Olverembatinib, the company's core drug candidate developed for the treatment of drug-resistant chronic myeloid leukemia (CML), has been granted an Orphan Drug Designation (ODD) and a Fast Track Designation (FTD) by the US FDA, and an Orphan Designation by the EMA of the EU. A New Drug Application (NDA) for HQP1351 has been submitted and subsequently granted Priority Review status and a Breakthrough Therapy Designation (BTD) by the Center for Drug Evaluation (CDE) in China. To date, Ascentage Pharma has obtained a total of 16 ODDs from the US FDA and 1 Orphan Designation from the EMA of the EU for four of the company's investigational drug candidates.
Leveraging its robust R&D capabilities, Ascentage Pharma has built a portfolio of global intellectual property rights and entered into global partnerships with numerous renowned biotechnology and pharmaceutical companies and research institutes such as UNITY Biotechnology, MD Anderson Cancer Center, Mayo Clinic, Dana-Farber Cancer Institute, MSD, and AstraZeneca.

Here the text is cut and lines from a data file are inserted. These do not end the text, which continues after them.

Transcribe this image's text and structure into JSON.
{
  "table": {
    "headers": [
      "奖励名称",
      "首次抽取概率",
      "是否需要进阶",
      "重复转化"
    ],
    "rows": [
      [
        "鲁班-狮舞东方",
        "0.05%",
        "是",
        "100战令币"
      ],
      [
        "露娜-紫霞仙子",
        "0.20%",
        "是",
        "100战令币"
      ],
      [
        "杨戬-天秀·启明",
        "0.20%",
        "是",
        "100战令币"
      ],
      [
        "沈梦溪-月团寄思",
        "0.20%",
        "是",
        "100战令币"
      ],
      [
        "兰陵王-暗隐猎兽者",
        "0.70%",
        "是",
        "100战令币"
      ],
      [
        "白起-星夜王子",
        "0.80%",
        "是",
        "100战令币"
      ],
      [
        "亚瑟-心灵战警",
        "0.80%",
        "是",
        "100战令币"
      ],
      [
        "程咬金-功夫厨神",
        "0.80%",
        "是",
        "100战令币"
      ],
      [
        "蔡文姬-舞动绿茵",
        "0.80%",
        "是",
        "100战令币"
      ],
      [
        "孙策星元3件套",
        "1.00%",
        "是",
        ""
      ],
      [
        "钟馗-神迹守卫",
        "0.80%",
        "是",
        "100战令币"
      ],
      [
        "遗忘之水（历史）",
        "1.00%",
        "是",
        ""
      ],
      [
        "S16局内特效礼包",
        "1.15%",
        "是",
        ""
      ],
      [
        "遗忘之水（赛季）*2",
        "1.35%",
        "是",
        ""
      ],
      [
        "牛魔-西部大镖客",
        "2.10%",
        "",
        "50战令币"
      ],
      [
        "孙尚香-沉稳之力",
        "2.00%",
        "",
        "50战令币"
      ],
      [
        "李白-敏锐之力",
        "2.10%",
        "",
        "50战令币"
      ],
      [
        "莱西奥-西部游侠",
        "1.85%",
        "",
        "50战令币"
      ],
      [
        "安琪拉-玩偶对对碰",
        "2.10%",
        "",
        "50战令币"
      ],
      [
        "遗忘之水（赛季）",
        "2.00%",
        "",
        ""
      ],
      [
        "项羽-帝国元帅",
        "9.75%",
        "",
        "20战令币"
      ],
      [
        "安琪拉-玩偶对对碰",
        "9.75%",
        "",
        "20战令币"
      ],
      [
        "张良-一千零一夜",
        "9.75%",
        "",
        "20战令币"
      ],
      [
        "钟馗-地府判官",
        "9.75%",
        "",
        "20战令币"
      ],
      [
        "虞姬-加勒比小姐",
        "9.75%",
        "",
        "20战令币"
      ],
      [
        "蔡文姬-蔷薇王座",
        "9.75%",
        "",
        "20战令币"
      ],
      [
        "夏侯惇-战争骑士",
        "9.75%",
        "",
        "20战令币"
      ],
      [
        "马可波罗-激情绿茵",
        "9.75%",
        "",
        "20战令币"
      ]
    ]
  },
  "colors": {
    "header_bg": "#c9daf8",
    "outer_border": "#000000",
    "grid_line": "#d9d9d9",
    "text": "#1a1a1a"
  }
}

The company has built a talented team with global experience in the discovery and development of innovative drugs and is setting up its world-class commercial manufacturing and Sales & Marketing teams. One pivotal aim of Ascentage Pharma is to continuously strengthen its R&D capabilities and accelerate its clinical development programs, in order to fulfil its mission of addressing unmet clinical needs in China and around the world for the benefit of more patients.